O maior problema do mundo

Olavo de Carvalho


Época, 30 de dezembro de 2000

De todas as “questões para o próximo milênio”, esta é uma que ninguém sabe resolver

O maior problema do mundo não é a miséria, não é a guerra, não é a delinqüência. É dar uma função socialmente útil às pessoas que produzem esses males, de modo que parem de produzi-los. Nenhum desses problemas surge do acaso ou do mero efeito inconsciente das ações das massas anônimas. Cada um deles surge da iniciativa de pessoas e grupos dotados do poder de agir.
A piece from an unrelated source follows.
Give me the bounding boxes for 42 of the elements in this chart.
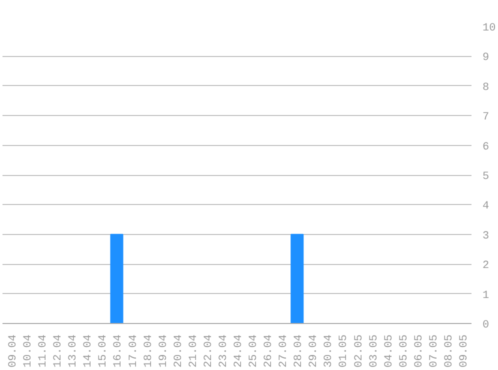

Só há três classes de pessoas poderosas: os ricos, os chefes político-militares e os intelectuais. Dessas três, só a primeira encontrou seu lugar no mundo. Ela organizou tão bem sua atividade que, além de liberar forças produtivas jamais sonhadas (como salientava Marx), tornou a economia uma máquina de prosperidade geral capaz de funcionar sozinha, sem muita interferência do Estado. A classe dos ricos – a burguesia – cumpriu seu papel: abrir o caminho de dias melhores para toda a humanidade. Só que, para fazer isso, ela tornou a economia o centro da vida, organizando as outras duas esferas do poder – a político-militar e a intelectual – pelo modelo de administração das fábricas ou dos bancos. O capitalismo racionalizou e burocratizou o Estado, a Justiça, os exércitos e a vida intelectual. Um chefe militar é hoje um funcionário, como é funcionário o homem de ciência. Na vida político-militar não há mais lugar para caudilhos ou condottieri, tal como na esfera do conhecimento há cada vez menos lugar para o sábio independente.
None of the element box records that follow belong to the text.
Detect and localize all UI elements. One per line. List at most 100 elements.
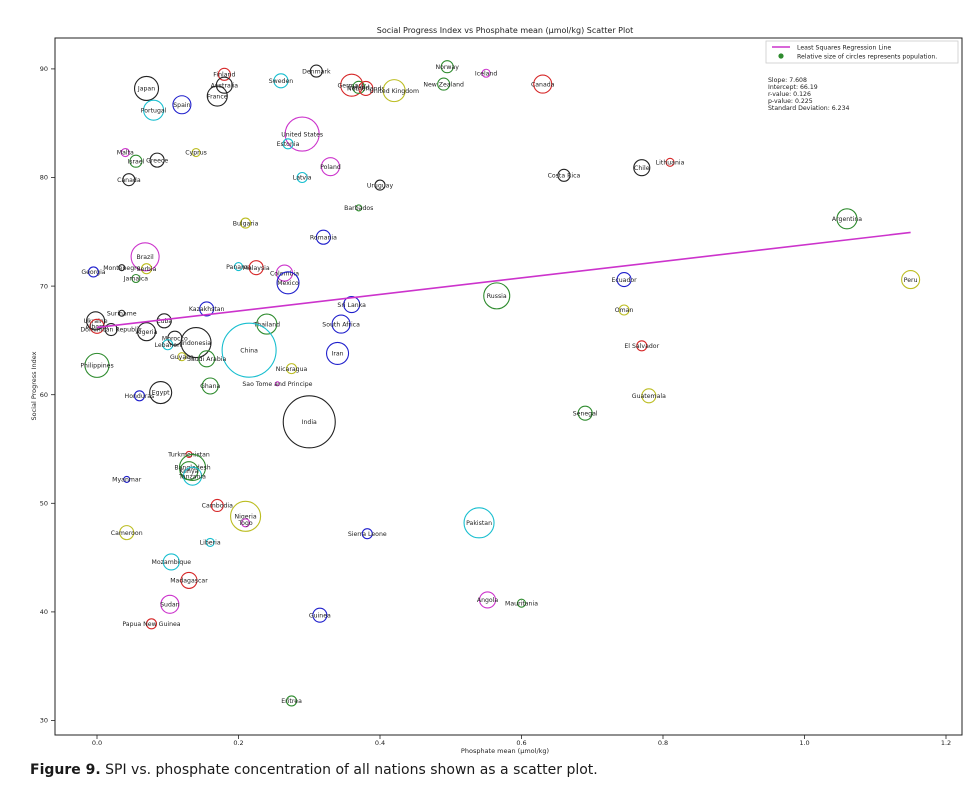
legend-line-label: Least Squares Regression Line: [797, 44, 891, 51]
data-point-label: Ukraine: [84, 318, 108, 325]
y-tick-label: 80: [40, 174, 48, 182]
data-point-label: Indonesia: [181, 340, 211, 347]
data-point: [352, 80, 366, 94]
regression-line: [96, 231, 911, 329]
data-point: [284, 116, 320, 152]
y-tick-label: 90: [40, 65, 48, 73]
data-point: [286, 363, 298, 375]
y-tick-label: 30: [40, 717, 48, 725]
figure-caption: Figure 9. SPI vs. phosphate concentratio…: [30, 762, 598, 778]
data-point: [616, 272, 632, 288]
data-point: [162, 553, 180, 571]
data-point: [145, 618, 158, 630]
data-point: [118, 264, 126, 272]
data-point-label: Oman: [615, 307, 634, 314]
data-point: [104, 322, 118, 337]
data-point: [618, 304, 630, 316]
data-point: [463, 507, 495, 539]
data-point-label: Ghana: [200, 383, 220, 390]
data-point: [340, 73, 364, 97]
data-point-label: Barbados: [344, 205, 373, 212]
data-point: [274, 381, 280, 387]
stat-std-dev: Standard Deviation: 6.234: [768, 105, 850, 112]
data-point-label: Panama: [226, 264, 251, 271]
data-point: [901, 270, 921, 290]
data-point-label: Finland: [213, 72, 235, 79]
data-point-label: Bulgaria: [233, 220, 259, 227]
data-point: [361, 528, 373, 540]
data-point: [205, 537, 215, 547]
data-point: [180, 327, 212, 359]
x-axis: 0.0 0.2 0.4 0.6 0.8 1.0 1.2: [92, 735, 951, 747]
data-point: [315, 229, 331, 245]
x-tick-label: 1.2: [941, 739, 951, 747]
y-tick-label: 70: [40, 282, 48, 290]
chart-title: Social Progress Index vs Phosphate mean …: [377, 26, 633, 35]
data-point: [641, 388, 657, 404]
data-point: [240, 217, 252, 229]
data-point: [533, 74, 553, 94]
data-point: [177, 352, 187, 362]
data-point-label: El Salvador: [624, 343, 659, 350]
data-point: [119, 525, 135, 541]
data-point-label: Togo: [237, 520, 252, 527]
data-point: [230, 500, 262, 532]
x-tick-label: 0.2: [233, 739, 243, 747]
data-point-label: Nigeria: [235, 514, 257, 521]
data-point: [358, 80, 374, 96]
data-point-label: Iceland: [475, 70, 497, 77]
data-point-label: Guinea: [309, 612, 331, 619]
data-point: [120, 147, 130, 158]
data-point: [312, 607, 328, 623]
data-point: [206, 85, 228, 107]
data-point: [180, 571, 198, 589]
data-point: [343, 296, 361, 314]
data-point: [325, 341, 350, 365]
data-point: [217, 67, 231, 81]
data-point: [172, 95, 192, 115]
data-point-label: Iran: [332, 351, 344, 358]
data-point-label: Russia: [487, 293, 507, 300]
data-point-label: Chile: [634, 165, 650, 172]
data-point-label: South Africa: [322, 321, 360, 328]
data-point-label: India: [302, 419, 317, 426]
data-point-label: Sao Tome and Principe: [242, 381, 312, 388]
data-point: [191, 147, 201, 158]
x-tick-label: 0.0: [92, 739, 102, 747]
data-point: [149, 380, 173, 405]
data-point: [636, 340, 648, 352]
data-point-label: Germany: [337, 82, 366, 89]
data-point: [136, 322, 157, 342]
data-point-label: Liberia: [200, 540, 221, 547]
data-point: [133, 390, 145, 402]
y-tick-label: 50: [40, 500, 48, 508]
data-point-label: Kazakhstan: [189, 306, 225, 313]
data-point: [282, 395, 336, 449]
data-point-label: Mozambique: [152, 559, 192, 566]
figure-caption-text: SPI vs. phosphate concentration of all n…: [100, 762, 598, 778]
data-point: [286, 695, 298, 707]
data-point-label: Uruguay: [367, 182, 394, 189]
data-point-label: Netherlands: [347, 86, 385, 93]
data-point-label: Cameroon: [111, 530, 143, 537]
data-point-label: Philippines: [80, 363, 113, 370]
data-point-label: Myanmar: [112, 477, 142, 484]
data-point-label: Montenegro: [103, 265, 140, 272]
data-point: [320, 157, 341, 177]
data-point-label: Angola: [477, 597, 499, 604]
data-point-label: Thailand: [253, 321, 281, 328]
data-point-label: Latvia: [293, 175, 312, 182]
data-point-label: Greece: [146, 157, 168, 164]
data-point: [633, 159, 651, 177]
y-axis-label: Social Progress Index: [30, 351, 38, 420]
data-point-label: China: [240, 347, 258, 354]
data-point: [198, 350, 216, 368]
stat-r-value: r-value: 0.126: [768, 91, 811, 98]
data-point: [557, 168, 571, 182]
data-point: [133, 75, 160, 101]
data-point-label: Peru: [904, 277, 918, 284]
data-point: [87, 266, 100, 278]
data-point-label: Madagascar: [170, 578, 208, 585]
data-point: [440, 60, 454, 74]
data-point-label: Mexico: [277, 280, 299, 287]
Isso fez com que entre essas duas esferas e a da economia surgisse uma diferença radical. Na economia há patrões e empregados, os primeiros apostando na inventividade pessoal e no risco, os segundos na segurança e na rotina. Tanto a margem de iniciativa dos primeiros quanto as garantias sociais dos segundos se ampliam com o tempo, diferenciando bem os tipos humanos correspondentes. Nada disso há nas esferas político-militar e intelectual. Aí não há patrões. Todos são empregados. Todos estão enquadrados no regulamento que reduz ao mínimo o campo das decisões e da criatividade pessoal. O gênio, a inventividade, a audácia refluem para a única esfera restante: a economia. Por isso ainda é possível um Bill Gates. Mas já imaginaram um Bill Gates da política, da guerra, da ciência, da filosofia? Não, não há mais lugar no mundo para Júlio César, Carlos Magno, Leibniz ou Aristóteles.
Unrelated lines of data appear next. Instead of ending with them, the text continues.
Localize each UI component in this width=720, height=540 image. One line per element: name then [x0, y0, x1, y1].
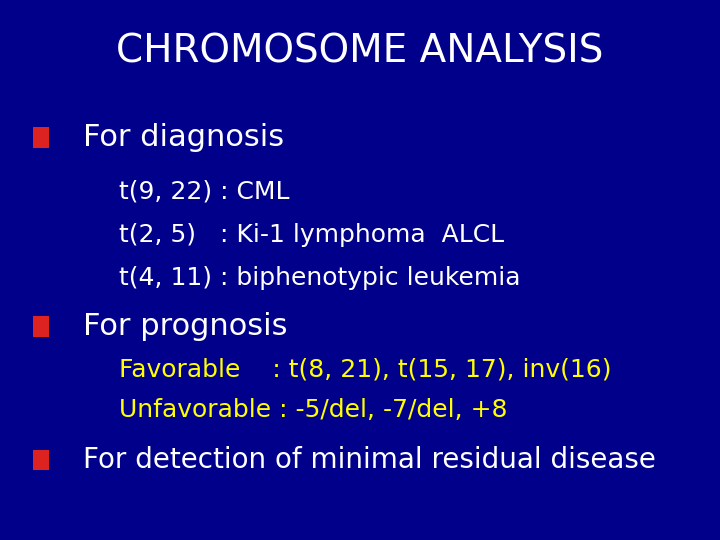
Text: Favorable    : t(8, 21), t(15, 17), inv(16): Favorable : t(8, 21), t(15, 17), inv(16) — [119, 358, 611, 382]
Text: For detection of minimal residual disease: For detection of minimal residual diseas… — [83, 446, 656, 474]
Bar — [33, 450, 49, 470]
Text: t(9, 22) : CML: t(9, 22) : CML — [119, 180, 289, 204]
Text: For diagnosis: For diagnosis — [83, 123, 284, 152]
Bar — [33, 316, 49, 337]
Text: t(2, 5)   : Ki-1 lymphoma  ALCL: t(2, 5) : Ki-1 lymphoma ALCL — [119, 223, 504, 247]
Text: t(4, 11) : biphenotypic leukemia: t(4, 11) : biphenotypic leukemia — [119, 266, 521, 290]
Text: CHROMOSOME ANALYSIS: CHROMOSOME ANALYSIS — [117, 32, 603, 70]
Text: Unfavorable : -5/del, -7/del, +8: Unfavorable : -5/del, -7/del, +8 — [119, 399, 508, 422]
Bar — [33, 127, 49, 148]
Text: For prognosis: For prognosis — [83, 312, 287, 341]
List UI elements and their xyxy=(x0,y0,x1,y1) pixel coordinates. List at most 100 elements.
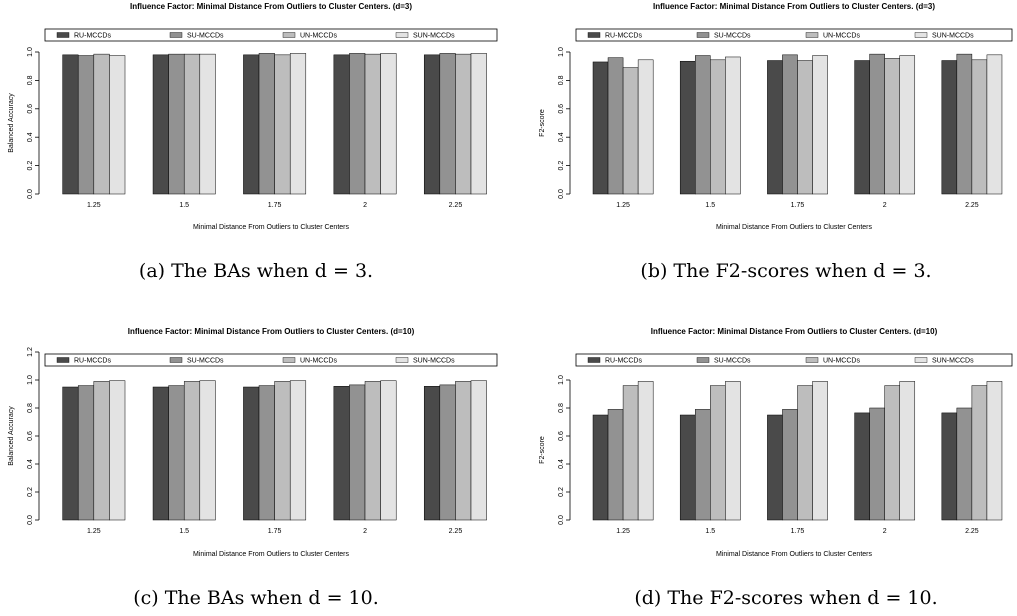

Tudo isso estaria muito bem se as pessoas dotadas de gênio e iniciativa nessas esferas se conformassem com o estado de coisas. Mas essa conformidade não parece ser compatível com a natureza humana. As personalidades vigorosas, rejeitadas pelo sistema, continuam surgindo. Não encontrando espaço, abrem-no com os cotovelos. Num sistema que as acolhesse, teriam sido gênios criadores. Rejeitadas pelo mundo real, rejeitam a realidade. Inventam outra, impossível, e tornam-se artífices da destruição. Tornam-se Lenin, Hitler, Stalin, Mao. Tornam-se chefes de máfias. Tornam-se inventores de idéias macabras, capazes de seduzir as massas e levá-las ao suicídio. Tornam-se os senhores da morte, da miséria, do caos.

Nosso tempo não produziu nenhum Aristóteles, nenhum Moisés, nenhum criador de mundos. Produziu mais gênios do Mal que qualquer outro período da História. Sem eles, a existência, ou pelo menos a dimensão atual de todos os males apontados no início deste artigo, seria inconcebível.

Já sabemos como organizar a economia. Só não sabemos organizá-la de modo a evitar a marginalização que transforma os gênios em titãs excluídos e os devolve à História na forma de furacões. Este é o maior problema do mundo. Teremos um milênio inteiro para encontrar sua solução?